National Clinical Research Center for Digestive Disease, Beijing 100050, P.R. China.

出版信息

Oncol Lett. 2019 May;17(5):4222-4228. doi: 10.3892/ol.2019.10127. Epub 2019 Mar 8.

DOI:10.3892/ol.2019.10127
PMID:30988804
原文链接:https://pmc.ncbi.nlm.nih.gov/articles/PMC6447942/
Abstract

Hepatocellular carcinoma (HCC) is more frequently observed and aggressive in men compared with women. Increasing evidence demonstrates that the sex disparity appears to be mediated by the stimulatory effects of androgens and the protective effects of estrogen in the development and progression of HCC. In the past few decades, studies on the sex difference of HCC mainly focused on the effect of sex hormones on the transactivation of hepatitis B virus X protein and the release of inflammatory cytokines, and these studies have further intensified in recent years. Sex hormones are also involved in genetic alterations and DNA damage repair in hepatocytes through binding to their specific cellular receptors and affecting the corresponding signaling pathways.

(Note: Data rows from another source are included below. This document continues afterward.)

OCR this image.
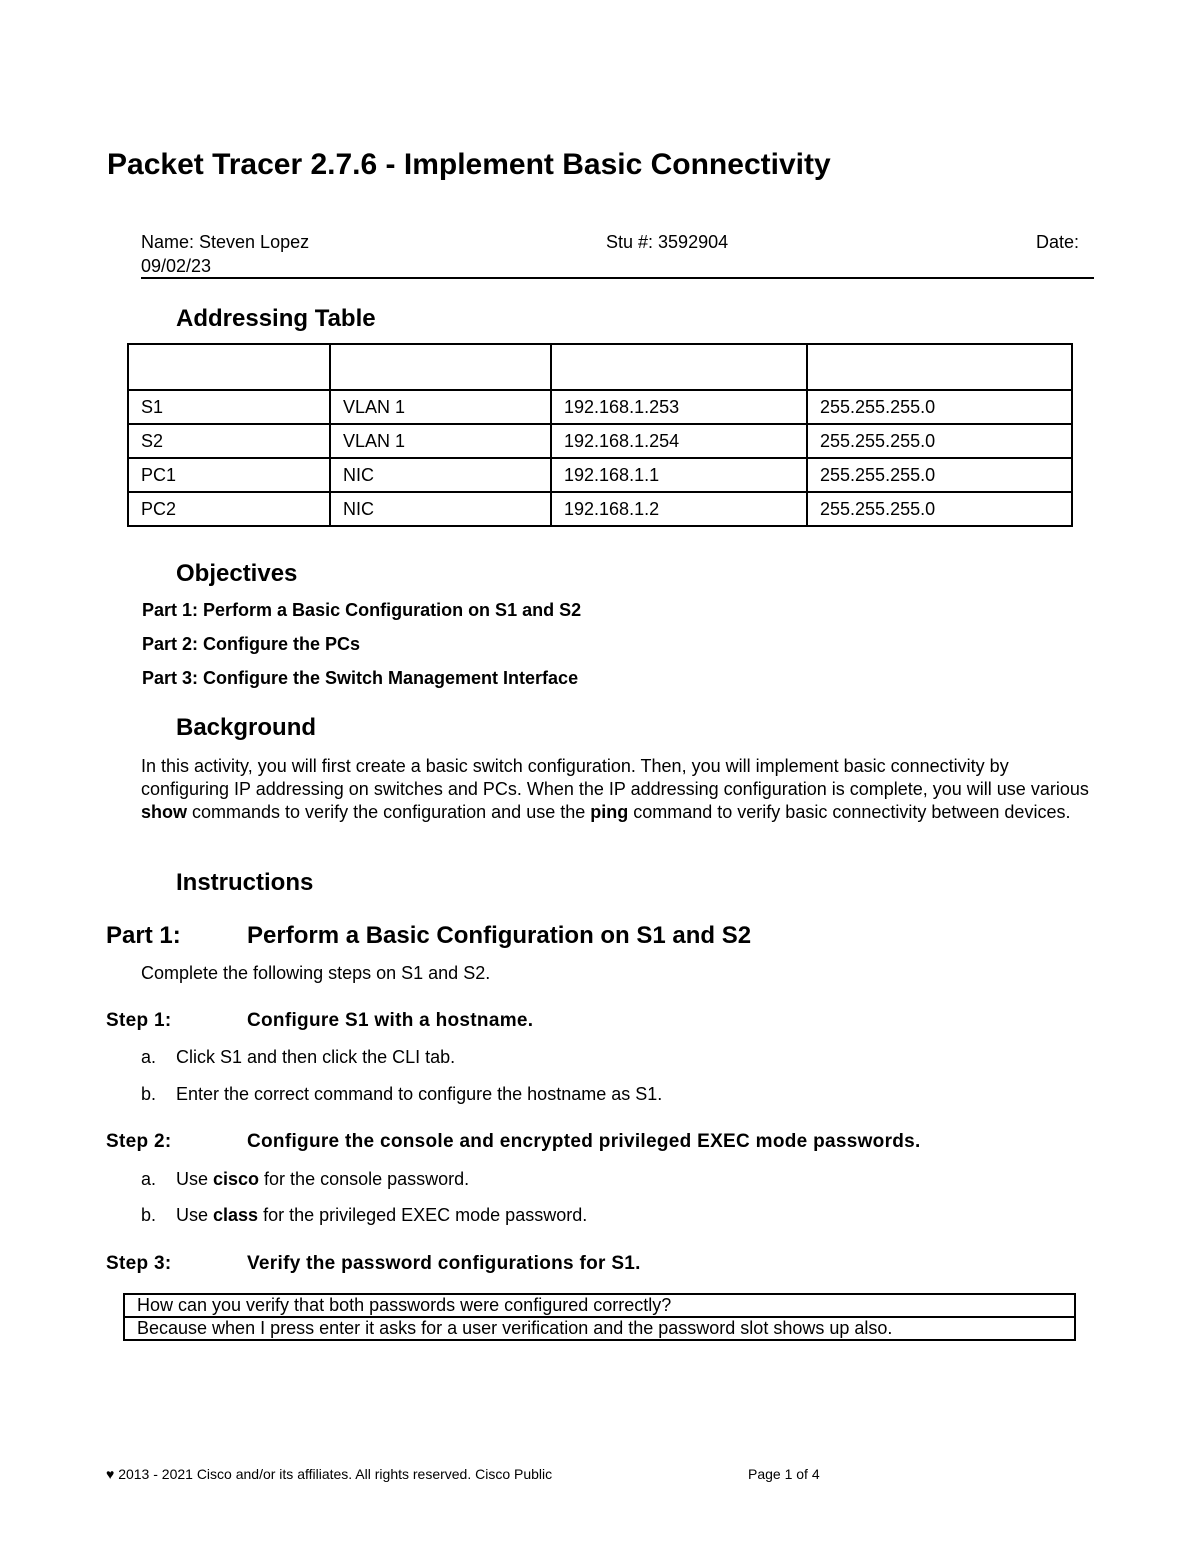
Packet Tracer 2.7.6 - Implement Basic Connectivity
Name: Steven Lopez	Stu #: 3592904	Date:
09/02/23
Addressing Table

S1	VLAN 1	192.168.1.253	255.255.255.0
S2	VLAN 1	192.168.1.254	255.255.255.0
PC1	NIC	192.168.1.1	255.255.255.0
PC2	NIC	192.168.1.2	255.255.255.0
Objectives
Part 1: Perform a Basic Configuration on S1 and S2
Part 2: Configure the PCs
Part 3: Configure the Switch Management Interface
Background
In this activity, you will first create a basic switch configuration. Then, you will implement basic connectivity by configuring IP addressing on switches and PCs. When the IP addressing configuration is complete, you will use various show commands to verify the configuration and use the ping command to verify basic connectivity between devices.
Instructions
Part 1:	Perform a Basic Configuration on S1 and S2
Complete the following steps on S1 and S2.
Step 1:	Configure S1 with a hostname.
a. Click S1 and then click the CLI tab.
b. Enter the correct command to configure the hostname as S1.
Step 2:	Configure the console and encrypted privileged EXEC mode passwords.
a. Use cisco for the console password.
b. Use class for the privileged EXEC mode password.
Step 3:	Verify the password configurations for S1.
How can you verify that both passwords were configured correctly?
Because when I press enter it asks for a user verification and the password slot shows up also.
♥ 2013 - 2021 Cisco and/or its affiliates. All rights reserved. Cisco Public	Page 1 of 4
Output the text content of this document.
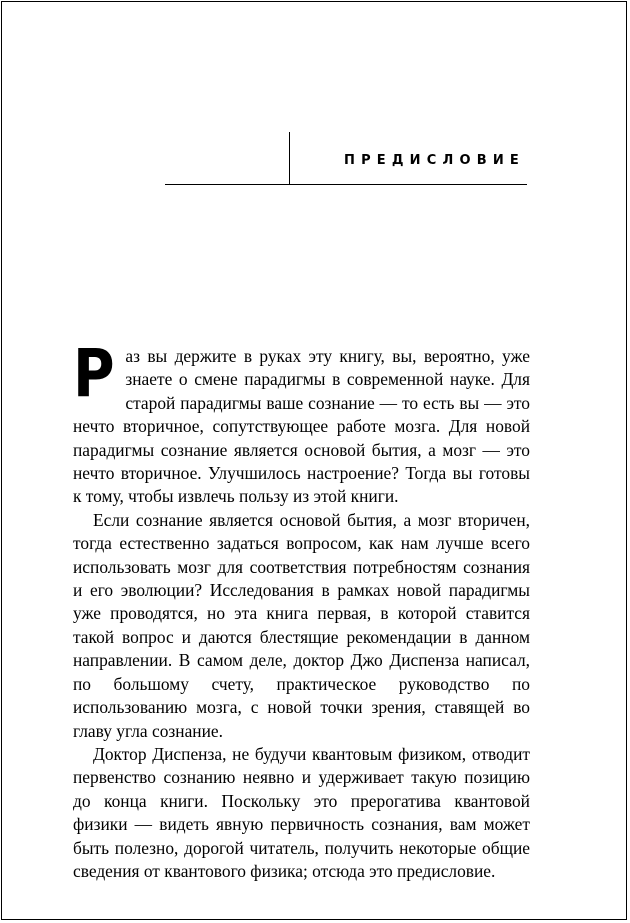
ПРЕДИСЛОВИЕ

Раз вы держите в руках эту книгу, вы, вероятно, уже знаете о смене парадигмы в современной науке. Для старой парадигмы ваше сознание — то есть вы — это нечто вторичное, сопутствующее работе мозга. Для новой парадигмы сознание является основой бытия, а мозг — это нечто вторичное. Улучшилось настроение? Тогда вы готовы к тому, чтобы извлечь пользу из этой книги.

Если сознание является основой бытия, а мозг вторичен, тогда естественно задаться вопросом, как нам лучше всего использовать мозг для соответствия потребностям сознания и его эволюции? Исследования в рамках новой парадигмы уже проводятся, но эта книга первая, в которой ставится такой вопрос и даются блестящие рекомендации в данном направлении. В самом деле, доктор Джо Диспенза написал, по большому счету, практическое руководство по использованию мозга, с новой точки зрения, ставящей во главу угла сознание.

Доктор Диспенза, не будучи квантовым физиком, отводит первенство сознанию неявно и удерживает такую позицию до конца книги. Поскольку это прерогатива квантовой физики — видеть явную первичность сознания, вам может быть полезно, дорогой читатель, получить некоторые общие сведения от квантового физика; отсюда это предисловие.
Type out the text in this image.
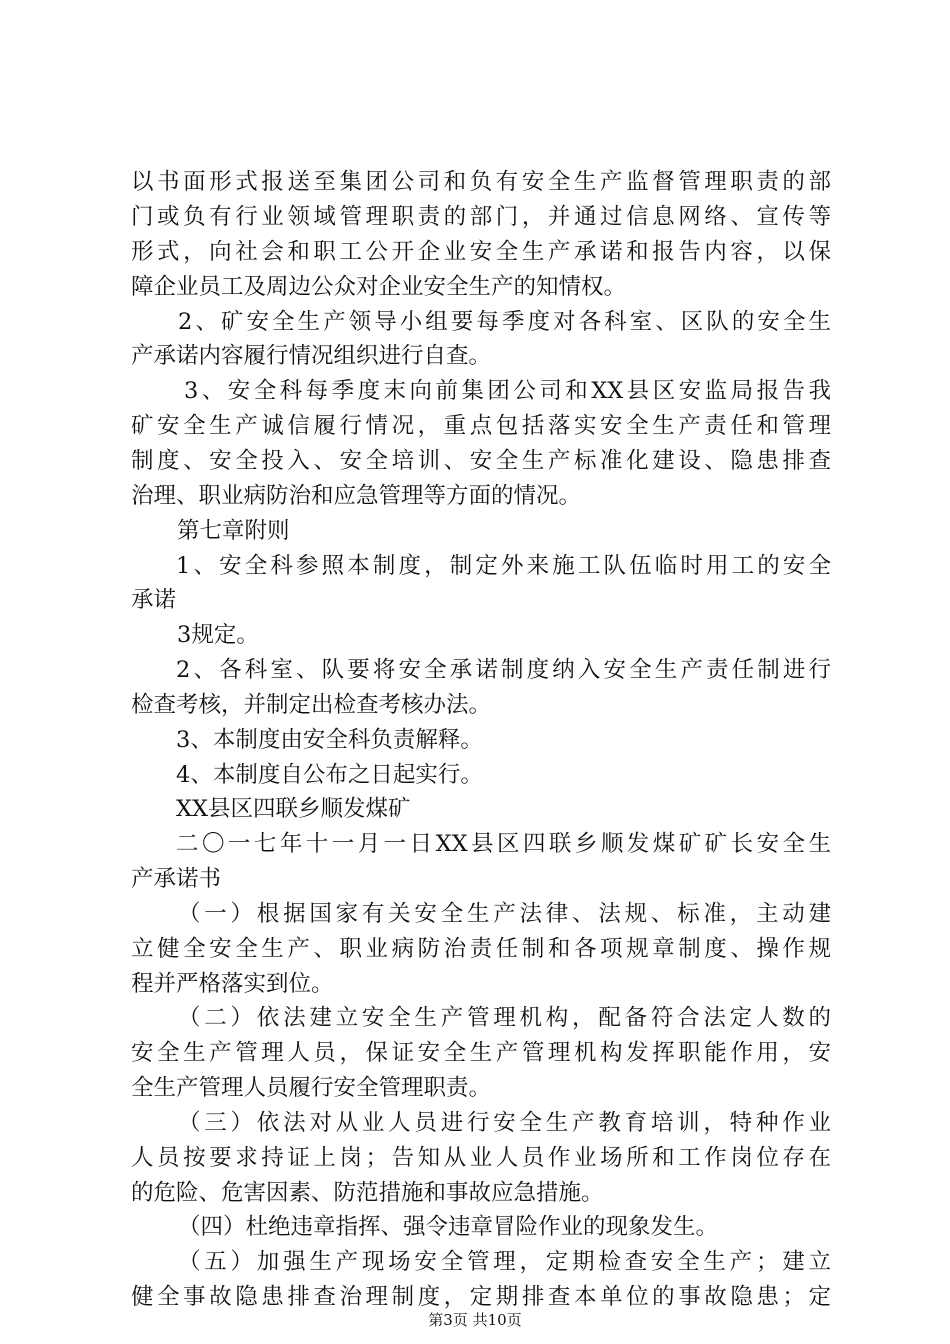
以书面形式报送至集团公司和负有安全生产监督管理职责的部
门或负有行业领域管理职责的部门，并通过信息网络、宣传等
形式，向社会和职工公开企业安全生产承诺和报告内容，以保
障企业员工及周边公众对企业安全生产的知情权。
2、矿安全生产领导小组要每季度对各科室、区队的安全生
产承诺内容履行情况组织进行自查。
3、安全科每季度末向前集团公司和XX县区安监局报告我
矿安全生产诚信履行情况，重点包括落实安全生产责任和管理
制度、安全投入、安全培训、安全生产标准化建设、隐患排查
治理、职业病防治和应急管理等方面的情况。
第七章附则
1、安全科参照本制度，制定外来施工队伍临时用工的安全
承诺
3规定。
2、各科室、队要将安全承诺制度纳入安全生产责任制进行
检查考核，并制定出检查考核办法。
3、本制度由安全科负责解释。
4、本制度自公布之日起实行。
XX县区四联乡顺发煤矿
二〇一七年十一月一日XX县区四联乡顺发煤矿矿长安全生
产承诺书
（一）根据国家有关安全生产法律、法规、标准，主动建
立健全安全生产、职业病防治责任制和各项规章制度、操作规
程并严格落实到位。
（二）依法建立安全生产管理机构，配备符合法定人数的
安全生产管理人员，保证安全生产管理机构发挥职能作用，安
全生产管理人员履行安全管理职责。
（三）依法对从业人员进行安全生产教育培训，特种作业
人员按要求持证上岗；告知从业人员作业场所和工作岗位存在
的危险、危害因素、防范措施和事故应急措施。
（四）杜绝违章指挥、强令违章冒险作业的现象发生。
（五）加强生产现场安全管理，定期检查安全生产；建立
健全事故隐患排查治理制度，定期排查本单位的事故隐患；定
第3页 共10页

Furthermore, the theory of sex chromosomes participating in HCC has been considered. The present review discussed the recent advances in the molecular mechanisms of sex disparity in HCC, with the aim of improving the understanding of the underlying critical factors and exploring more effective methods for the prevention and treatment of HCC.

摘要

与女性相比,肝细胞癌(HCC)在男性中更常见且侵袭性更强。越来越多的证据表明,这种性别差异似乎是由雄激素的刺激作用和雌激素在HCC发生发展中的保护作用介导的。在过去几十年中,关于HCC性别差异的研究主要集中在性激素对乙型肝炎病毒X蛋白反式激活和炎性细胞因子释放的影响上,并且这些研究近年来进一步加强。性激素还通过与其特定细胞受体结合并影响相应信号通路,参与肝细胞的基因改变和DNA损伤修复。此外,还考虑了性染色体参与HCC的理论。本综述讨论了HCC性别差异分子机制的最新进展,旨在增进对潜在关键因素的理解,并探索更有效的HCC预防和治疗方法。